Pronto reinó la desconfianza entre
los pobladores, pues tenían que guardar su dinero debajo de la almohada, debido
a que el gerente y empleados bancarios habían pasado a integrar las filas de
“La Lavandera”, por lo que no era de sorprender que muchos durmieran con un
rifle bajo el brazo. Asimismo, se canceló el transporte público por falta de
choferes, lo cual obligó a cambiar el horario de la vida de gran parte de la
población, que debió levantarse más temprano para ir a pie al trabajo.
Como los sepultureros se hallaban
todos fabricando las perchas, los criminales antes mencionados, así como
cualquier otra persona que falleciera, hubieron de ser inhumados por sus
parientes en cualquier terreno baldío; pero el problema mayor era la basura:
tenía que dejarse acumulada para ser llevada en camiones alquilados fuera del
pueblo, que solo venían una vez por semana. La gente no tenía forma de
enterarse de las últimas noticias, porque los medios de comunicación dejaron de
transmitir, ya que los reporteros, locutores y entrevistadores estaban
laborando en la fábrica; asimismo, los diarios cerraron por falta de hombres de
prensa, lo mismo que la oficina postal. La gente no sabía qué hacer con sus
televisores recién adquiridos o equipos de sonido porque los empleados de radio
y televisión se hallaban todos haciendo las perchas, debiendo los saltanubinos
contentarse con ver películas compradas afuera o escuchar discos que empezaban
a sonar cada día más monótonos.
Debido a la falta de empleados de
limpieza pública, la gente empezó a enfermarse por la acumulación de basura y,
como ya no había médicos ejerciendo, muchas familias empezaron a mudarse.

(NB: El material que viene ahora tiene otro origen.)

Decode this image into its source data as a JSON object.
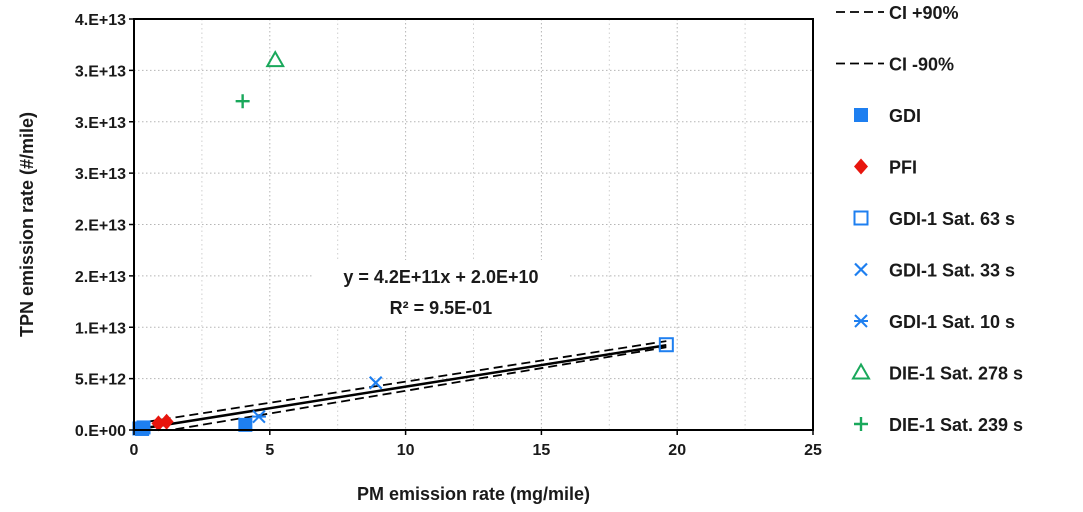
{
  "chart_data": {
    "type": "scatter",
    "xlabel": "PM emission rate (mg/mile)",
    "ylabel": "TPN emission rate (#/mile)",
    "xlim": [
      0,
      25
    ],
    "ylim": [
      0,
      40000000000000.0
    ],
    "x_ticks": [
      0,
      5,
      10,
      15,
      20,
      25
    ],
    "x_tick_labels": [
      "0",
      "5",
      "10",
      "15",
      "20",
      "25"
    ],
    "y_ticks": [
      0,
      5000000000000.0,
      10000000000000.0,
      15000000000000.0,
      20000000000000.0,
      25000000000000.0,
      30000000000000.0,
      35000000000000.0,
      40000000000000.0
    ],
    "y_tick_labels": [
      "0.E+00",
      "5.E+12",
      "1.E+13",
      "2.E+13",
      "2.E+13",
      "3.E+13",
      "3.E+13",
      "3.E+13",
      "4.E+13"
    ],
    "grid": "dotted",
    "legend_position": "right, outside plot",
    "annotation": {
      "equation": "y = 4.2E+11x + 2.0E+10",
      "r_squared": "R² = 9.5E-01"
    },
    "fit_line": {
      "slope": 420000000000.0,
      "intercept": 20000000000.0,
      "x_range": [
        0,
        19.6
      ],
      "color": "#000000"
    },
    "ci_bands": [
      {
        "name": "CI +90%",
        "y_at_x0": 600000000000.0,
        "y_at_x_end": 8650000000000.0,
        "color": "#000000",
        "style": "dashed"
      },
      {
        "name": "CI -90%",
        "y_at_x0": -600000000000.0,
        "y_at_x_end": 8050000000000.0,
        "color": "#000000",
        "style": "dashed"
      }
    ],
    "series": [
      {
        "name": "GDI",
        "marker": "filled-square",
        "color": "#1e7ff0",
        "points": [
          [
            0.2,
            150000000000.0
          ],
          [
            0.3,
            100000000000.0
          ],
          [
            0.35,
            250000000000.0
          ],
          [
            4.1,
            500000000000.0
          ]
        ]
      },
      {
        "name": "PFI",
        "marker": "filled-diamond",
        "color": "#e8150d",
        "points": [
          [
            0.9,
            650000000000.0
          ],
          [
            1.2,
            800000000000.0
          ]
        ]
      },
      {
        "name": "GDI-1 Sat. 63 s",
        "marker": "open-square",
        "color": "#1e7ff0",
        "points": [
          [
            19.6,
            8300000000000.0
          ]
        ]
      },
      {
        "name": "GDI-1 Sat. 33 s",
        "marker": "x",
        "color": "#1e7ff0",
        "points": [
          [
            8.9,
            4600000000000.0
          ]
        ]
      },
      {
        "name": "GDI-1 Sat. 10 s",
        "marker": "asterisk",
        "color": "#1e7ff0",
        "points": [
          [
            4.6,
            1300000000000.0
          ]
        ]
      },
      {
        "name": "DIE-1 Sat. 278 s",
        "marker": "open-triangle",
        "color": "#19a85b",
        "points": [
          [
            5.2,
            36000000000000.0
          ]
        ]
      },
      {
        "name": "DIE-1 Sat. 239 s",
        "marker": "plus",
        "color": "#19a85b",
        "points": [
          [
            4.0,
            32000000000000.0
          ]
        ]
      }
    ]
  }
}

Enterados de sus grandes ingresos, los bancos de otros poblados les prestaron
dinero para que compraran caras mansiones, con lo cual Saltanubes empezó a
despoblarse, o mejor dicho, vaciarse literalmente. Los vehículos de mudanza
hicieron estragos en el tránsito, pero al final casi todo el mundo vendió sus
propiedades y se largó de allí. Pero fue también entonces cuando llegó la noticia
de que la fábrica “La Lavandera” cerraba sus puertas debido a una epidemia de
carbunco que mató a todas las ovejas, de las cuales provenía la lana para
fabricar los trajes que hacían necesarias las perchas. Los saltanubinos no
pudieron pagar las deudas a los bancos, que les embargaron las mansiones. Al
final, todos hubieron de vender sus artículos de lujo, a una parte ínfima de su
precio, en ferias para poder subsistir, para finalmente terminar buscando
trabajo de lo que sea en casas ajenas, puesto que su antiguo pueblo ya estaba
completamente adquirido por otras personas.
Poco después de esto, el dueño de un
surtidor de combustible, que decía provenir de Saltanubes, publicaba un libro
sobre cómo se hizo millonario a costa de una sarta de tontos imprevisores, el
cual tituló: “Cómo convertí la gasolina en oro”, en edición limitada.
Actualmente suele dictar conferencias, siendo escuchado, en cada una de sus
alocuciones, por una nube de empresarios.